The median sale price for an existing home in June was $410,200, the second-highest recorded in the last 24 years, according to the National Association of REALTORS®’ latest housing report. The all-time high of $413,800 was set a year ago, according to NAR data. “Home sales fell, but home prices have held firm in most parts of the country,” NAR Chief Economist Lawrence Yun says of the June figure. “Limited supply is still leading to multiple-offer situations, with one-third of homes getting sold above the list price.”
Homes are selling at a brisk pace: Seventy-six percent of homes sold in June were on the market for less than a month, according to NAR’s data. The typical time on market was just 18 days.
Despite Challenges, Buyers Are Optimistic
Even up against high home prices and mortgage rates, not to mention limited housing choices, Americans overall still appear eager to buy a home. Fifty-four percent of consumers say now is a good time to purchase, according to TD Bank’s latest Mortgage Service Index. But home buyers are stressed, citing inventory and mortgage rates among their biggest stressors, the survey finds.
Home buyers have reason to be concerned about the lack of homes on the market: Total housing inventory at the end of June remained historically low at 1.08 million units. Inventory is down 13.6% from a year ago, NAR’s data shows. “There are simply not enough homes for sale,” Yun says. “The market can easily absorb a doubling of inventory.”
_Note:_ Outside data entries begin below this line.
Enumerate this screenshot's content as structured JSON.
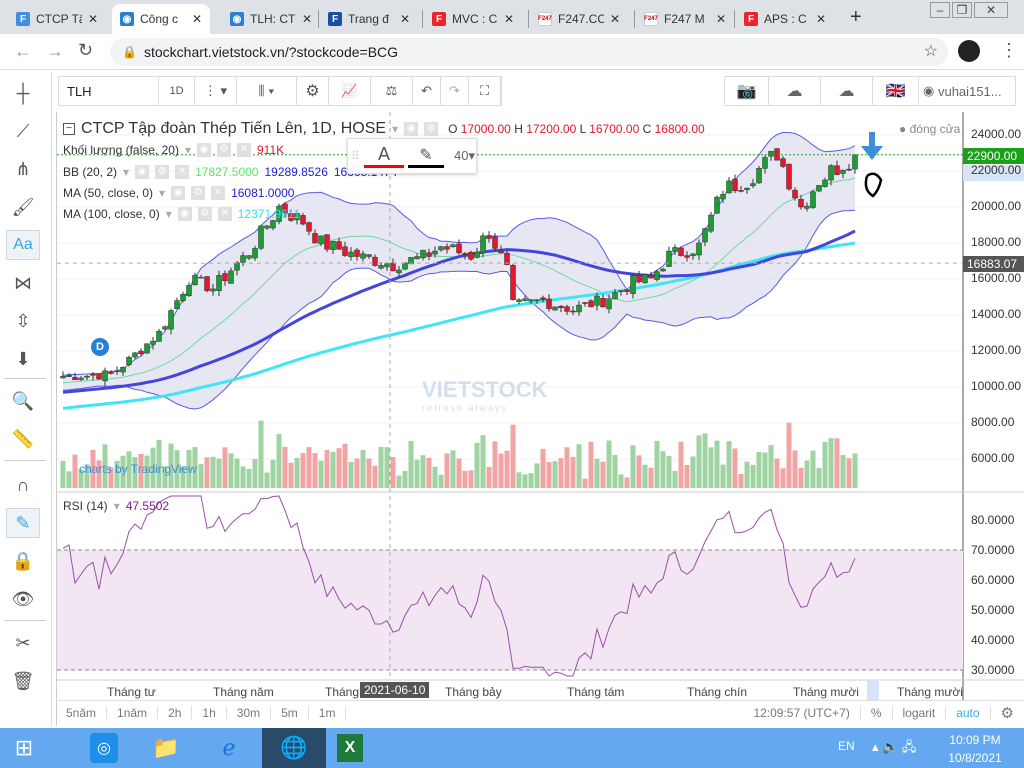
{
  "browser": {
    "tabs": [
      {
        "label": "CTCP Tậ",
        "icon": "F",
        "color": "#3d8fe0"
      },
      {
        "label": "Công c",
        "icon": "◉",
        "color": "#2a7fd4",
        "active": true
      },
      {
        "label": "TLH: CT",
        "icon": "◉",
        "color": "#2a7fd4"
      },
      {
        "label": "Trang đ",
        "icon": "F",
        "color": "#1a4fa0"
      },
      {
        "label": "MVC : C",
        "icon": "F",
        "color": "#e8242c"
      },
      {
        "label": "F247.CC",
        "icon": "F247",
        "color": "#ffffff"
      },
      {
        "label": "F247 M",
        "icon": "F247",
        "color": "#ffffff"
      },
      {
        "label": "APS : C",
        "icon": "F",
        "color": "#e8242c"
      }
    ],
    "new_tab": "+",
    "url": "stockchart.vietstock.vn/?stockcode=BCG"
  },
  "toolbar": {
    "symbol": "TLH",
    "interval": "1D",
    "user": "vuhai151..."
  },
  "legend": {
    "title": "CTCP Tập đoàn Thép Tiến Lên, 1D, HOSE",
    "o_label": "O",
    "o": "17000.00",
    "h_label": "H",
    "h": "17200.00",
    "l_label": "L",
    "l": "16700.00",
    "c_label": "C",
    "c": "16800.00",
    "volume_label": "Khối lượng (false, 20)",
    "volume_value": "911K",
    "bb_label": "BB (20, 2)",
    "bb_v1": "17827.5000",
    "bb_v2": "19289.8526",
    "bb_v3": "16365.1474",
    "ma50_label": "MA (50, close, 0)",
    "ma50_value": "16081.0000",
    "ma100_label": "MA (100, close, 0)",
    "ma100_value": "12371.9611",
    "close_toggle": "đóng cửa",
    "rsi_label": "RSI (14)",
    "rsi_value": "47.5502"
  },
  "text_tool": {
    "font_size": "40",
    "text_color": "#ff0000",
    "line_color": "#000000"
  },
  "price_axis": {
    "labels": [
      "24000.00",
      "22000.00",
      "20000.00",
      "18000.00",
      "16000.00",
      "14000.00",
      "12000.00",
      "10000.00",
      "8000.00",
      "6000.00"
    ],
    "last_price": "22900.00",
    "crosshair_price": "16883.07"
  },
  "rsi_axis": {
    "labels": [
      "80.0000",
      "70.0000",
      "60.0000",
      "50.0000",
      "40.0000",
      "30.0000"
    ]
  },
  "time_axis": {
    "labels": [
      "Tháng tư",
      "Tháng năm",
      "Tháng",
      "Tháng bảy",
      "Tháng tám",
      "Tháng chín",
      "Tháng mười",
      "Tháng mười"
    ],
    "crosshair_date": "2021-06-10"
  },
  "bottom_bar": {
    "ranges": [
      "5năm",
      "1năm",
      "2h",
      "1h",
      "30m",
      "5m",
      "1m"
    ],
    "clock": "12:09:57 (UTC+7)",
    "percent": "%",
    "log": "logarit",
    "auto": "auto"
  },
  "watermark": {
    "brand": "VIETSTOCK",
    "tagline": "refresh always"
  },
  "tradingview_credit": "charts by TradingView",
  "marker": "D",
  "taskbar": {
    "lang": "EN",
    "time": "10:09 PM",
    "date": "10/8/2021"
  },
  "colors": {
    "up": "#1a9e33",
    "down": "#e5162d",
    "bb": "#5a5ae6",
    "ma50": "#4545dd",
    "ma100": "#3ee6f5",
    "basis": "#70d8a0"
  },
  "chart_data": {
    "type": "candlestick",
    "note": "approximate close path by trading-day index",
    "close_keypoints": [
      [
        0,
        10600
      ],
      [
        8,
        10700
      ],
      [
        11,
        11500
      ],
      [
        16,
        13000
      ],
      [
        21,
        16000
      ],
      [
        25,
        15500
      ],
      [
        31,
        17500
      ],
      [
        36,
        20000
      ],
      [
        40,
        19200
      ],
      [
        43,
        18000
      ],
      [
        50,
        17200
      ],
      [
        55,
        16800
      ],
      [
        60,
        17200
      ],
      [
        63,
        17800
      ],
      [
        68,
        17300
      ],
      [
        71,
        18600
      ],
      [
        74,
        16500
      ],
      [
        75,
        14500
      ],
      [
        80,
        14800
      ],
      [
        85,
        14300
      ],
      [
        90,
        14800
      ],
      [
        95,
        15800
      ],
      [
        98,
        16000
      ],
      [
        101,
        17300
      ],
      [
        106,
        17800
      ],
      [
        110,
        21000
      ],
      [
        114,
        21500
      ],
      [
        119,
        23000
      ],
      [
        123,
        20000
      ],
      [
        126,
        21500
      ],
      [
        132,
        22900
      ]
    ],
    "ylim": [
      4500,
      25000
    ]
  }
}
But new-home construction was down last month and isn’t making up the difference, shows new data from the Census Bureau. Single-family home production decreased 7% year over year in June, following four consecutive monthly gains. The National Association of Home Builders blamed elevated construction costs and rising mortgage rates for a reduction in homebuilding activity and worsening affordability conditions for buyers.
Existing-home sales—which reflect completed transactions for single-family homes, townhomes, condos and co-ops—fell 3.3% in June compared to May, reaching a seasonally adjusted annual rate of 4.16 million. Sales are down about 19% compared to last year’s brisk pace, NAR reports. “The first half of the year was a downer for sure,” Yun says. “Fewer Americans were on the move despite the usual life-changing circumstances. The pent-up demand will surely be realized soon, especially if mortgage rates and inventory move favorably.”
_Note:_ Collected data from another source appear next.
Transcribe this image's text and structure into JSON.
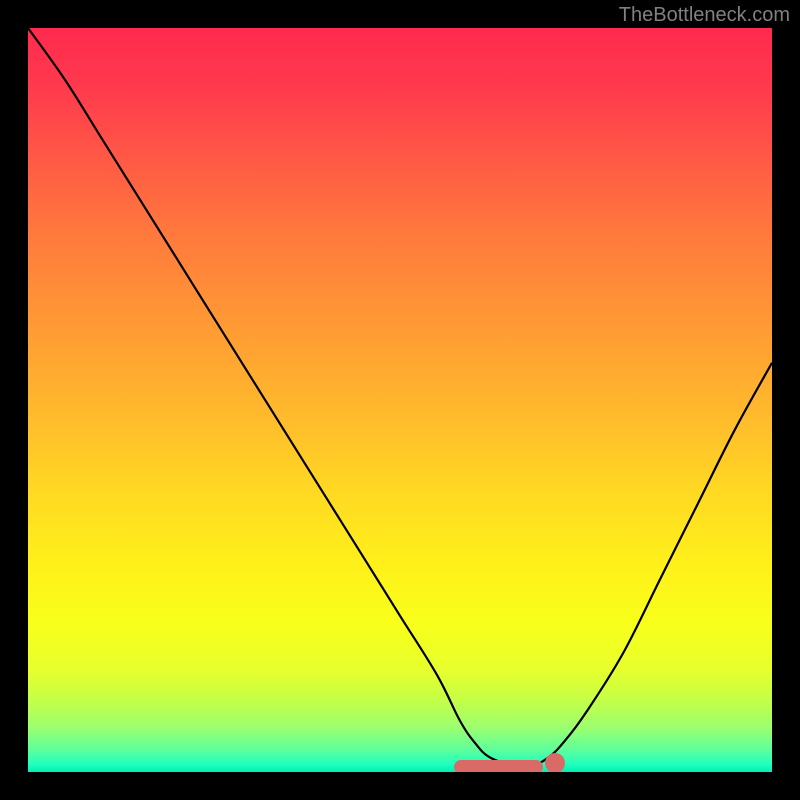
{
  "watermark": "TheBottleneck.com",
  "chart_data": {
    "type": "line",
    "title": "",
    "xlabel": "",
    "ylabel": "",
    "xlim": [
      0,
      100
    ],
    "ylim": [
      0,
      100
    ],
    "x": [
      0,
      5,
      10,
      15,
      20,
      25,
      30,
      35,
      40,
      45,
      50,
      55,
      58,
      60,
      62,
      65,
      68,
      70,
      72,
      75,
      80,
      85,
      90,
      95,
      100
    ],
    "values": [
      100,
      93,
      85,
      77,
      69,
      61,
      53,
      45,
      37,
      29,
      21,
      13,
      7,
      4,
      2,
      1,
      1,
      2,
      4,
      8,
      16,
      26,
      36,
      46,
      55
    ],
    "series": [
      {
        "name": "bottleneck-curve",
        "x_ref": "x",
        "y_ref": "values"
      }
    ],
    "optimal_range": {
      "x_start": 58,
      "x_end": 70,
      "y": 0
    },
    "background_gradient": {
      "direction": "vertical",
      "stops": [
        {
          "pos": 0,
          "color": "#ff2a4f"
        },
        {
          "pos": 0.5,
          "color": "#ffba2c"
        },
        {
          "pos": 0.8,
          "color": "#f8ff1a"
        },
        {
          "pos": 1.0,
          "color": "#00f0b0"
        }
      ]
    }
  }
}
The housing market is still seeing a mix of buyers. First-time home buyers comprised 27% of sales in June, although that’s down from 30% a year ago. Individual investors or second-home buyers purchased 18% of homes, up from 16% last year. They tend to make up the biggest bulk of all-cash sales, which accounted for 26% of transactions last month, up slightly from their 25% market share in both May and June of last year.
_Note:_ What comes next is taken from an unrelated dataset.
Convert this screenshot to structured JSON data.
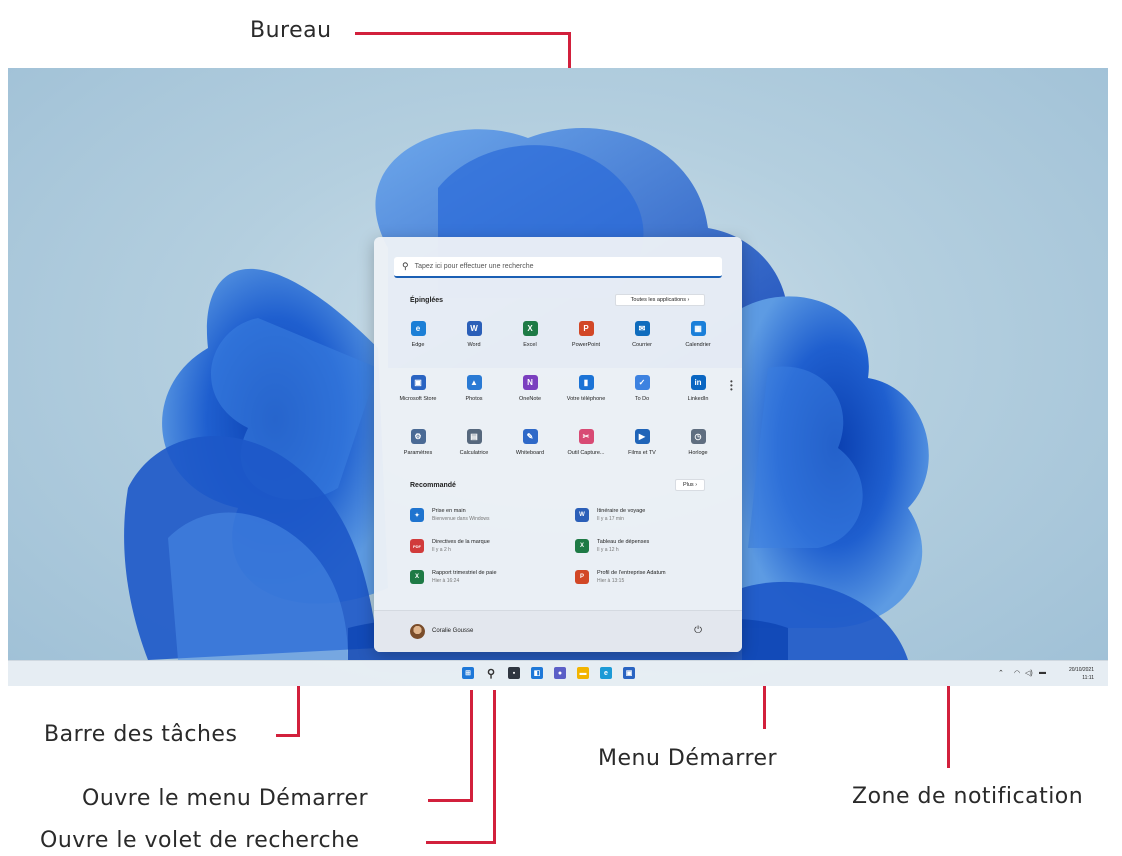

Sales varied across the country last month, with the Northeast posting gains, the Midwest holding steady, and the South and West reporting decreasing sales, NAR’s report shows. All four regions recorded year-over-year sales declines.
- Northeast: Existing-home sales rose 2% month over month to an annual rate of 510,000 but are down 21.5% from a year ago. Median price: $475,300, up 4.9% from the prior year.
- Midwest: Sales were unchanged from a month ago at an annual rate of 990,000, falling 19.5% from one year ago. Median price: $311,800, up 2.1% from June 2022.
- South: Sales decreased 5.4% from May to an annual rate of 1.91 million, a decrease of 16.2% compared to the previous year. Median price: $366,600, down 1.2% from a year ago.
- West: Sales fell 5.1% from the previous month to an annual rate of 750,000, down 22.7% from a year ago. Median price: $606,500, down 3.4% from June 2022.